Winifred stood on the platform and tried to see the purpose of everything. The horrid man told her that the children would stay in Newcastle for a day or two, and then they would send them to the Middlemore Emigration Home in Selly Oak on the outskirts of Birmingham. She wrote that down right away, not wanting to lose track of where they were. Birmingham was so far away. She would never be able to visit them. She wanted to smack that man when he told her that it was men like John Middlemore that made this country great. He told her Middlemore’s first home for children had opened in 1872 and they had been emigrating children of the poor ever since. He told her that Middlemore Homes now worked closely with the Fairbridge Society and assured her that Kingsley Fairbridge’s plan was sound. He opened a book and read from it:

Every year tens of thousands of boys and girls seek admission to the labour market only to be told that there is no need of them, and they are flung back on to one or other of the great human scrap-heaps which lie at the gates of every one of our great cities — derelict little vessels on the Ocean of Life, children doomed to a blind alley existence and the squalor of the slums.[1]

He said her children would go “from these slums to sunshine.” The man was daft. Obviously, he had never seen her children play in the sun down on the Whitley Bay sands — a site to gladden any mother’s heart with its fresh air, sea breeze, sun, and sand. Her children had all the ingredients for a healthy life; she just needed a little more help from her husband. That damn letter — that was not the kind of help she needed.


The Prince of Wales is featured in this Fairbridge Society appeal for funding, which appeared in the The Times on March 11, 1925. This funding was to provide “for intensive training of 200 happy little embryo Empire builders.”

Online newspapers, 17th to 18th century, Burney Collection, Newspapers, Gale Group.

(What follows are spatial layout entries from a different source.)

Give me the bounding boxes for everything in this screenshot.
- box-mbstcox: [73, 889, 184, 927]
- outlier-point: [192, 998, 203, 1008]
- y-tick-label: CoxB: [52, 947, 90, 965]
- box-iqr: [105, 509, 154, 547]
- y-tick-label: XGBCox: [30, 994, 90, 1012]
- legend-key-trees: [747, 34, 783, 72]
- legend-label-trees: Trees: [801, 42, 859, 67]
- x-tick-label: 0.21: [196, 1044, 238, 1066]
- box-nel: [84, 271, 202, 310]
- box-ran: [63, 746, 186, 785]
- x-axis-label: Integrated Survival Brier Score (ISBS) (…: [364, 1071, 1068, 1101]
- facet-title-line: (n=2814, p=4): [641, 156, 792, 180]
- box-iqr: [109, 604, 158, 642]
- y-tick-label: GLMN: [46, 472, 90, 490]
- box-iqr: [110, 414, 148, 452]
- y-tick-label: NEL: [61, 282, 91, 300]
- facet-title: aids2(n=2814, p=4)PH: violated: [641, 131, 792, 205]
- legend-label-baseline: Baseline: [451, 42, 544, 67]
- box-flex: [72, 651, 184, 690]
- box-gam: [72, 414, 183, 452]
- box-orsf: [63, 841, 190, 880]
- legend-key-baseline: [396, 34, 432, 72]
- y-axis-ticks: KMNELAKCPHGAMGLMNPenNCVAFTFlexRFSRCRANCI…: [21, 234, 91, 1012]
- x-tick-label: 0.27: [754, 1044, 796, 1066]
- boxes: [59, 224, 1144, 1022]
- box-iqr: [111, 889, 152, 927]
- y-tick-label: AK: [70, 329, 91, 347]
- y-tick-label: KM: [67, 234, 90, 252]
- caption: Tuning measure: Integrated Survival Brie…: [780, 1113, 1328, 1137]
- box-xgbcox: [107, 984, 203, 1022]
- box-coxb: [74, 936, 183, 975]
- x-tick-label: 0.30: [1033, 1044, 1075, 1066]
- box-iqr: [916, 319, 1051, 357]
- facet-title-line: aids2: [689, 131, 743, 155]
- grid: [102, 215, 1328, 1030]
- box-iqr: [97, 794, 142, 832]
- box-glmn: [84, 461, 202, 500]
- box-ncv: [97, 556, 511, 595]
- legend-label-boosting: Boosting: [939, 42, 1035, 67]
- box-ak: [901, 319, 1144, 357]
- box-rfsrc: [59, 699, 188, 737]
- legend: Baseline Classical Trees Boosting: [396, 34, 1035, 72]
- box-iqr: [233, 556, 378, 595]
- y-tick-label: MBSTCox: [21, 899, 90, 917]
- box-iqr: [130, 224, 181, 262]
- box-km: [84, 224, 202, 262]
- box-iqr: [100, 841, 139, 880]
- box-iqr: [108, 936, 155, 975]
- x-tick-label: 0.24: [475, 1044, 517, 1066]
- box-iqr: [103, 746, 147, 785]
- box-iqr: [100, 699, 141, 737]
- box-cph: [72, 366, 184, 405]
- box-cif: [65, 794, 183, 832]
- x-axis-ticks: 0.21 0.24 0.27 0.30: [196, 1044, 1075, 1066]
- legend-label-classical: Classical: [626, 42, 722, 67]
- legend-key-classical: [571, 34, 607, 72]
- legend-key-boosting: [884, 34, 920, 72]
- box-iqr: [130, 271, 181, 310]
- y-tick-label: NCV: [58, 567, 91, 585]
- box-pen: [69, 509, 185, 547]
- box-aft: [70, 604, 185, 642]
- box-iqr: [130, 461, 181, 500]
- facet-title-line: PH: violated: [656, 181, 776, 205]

A Christmas Charities poster that appeared in The Times, December 14, 1931.

Winifred could have strangled that wretched man too, when he told her, “Your children are being given a chance.” His lip curled as he continued. “Children like yours have no future here. The country has no need of all this flotsam and jetsam. It is the best thing for the children, your family, and the entire country. Do your duty, woman.”

It is not our fault that we are poor, she thought, her frustration growing by the moment. There are no jobs. Maybe they would have a better chance; there was little work around here for their men, let alone their children. That was her only hope, that he might be right. Will they keep their promise and send her information on where she can write to them? Would the Fairbridge Society send her children to Canada or to Australia?[2]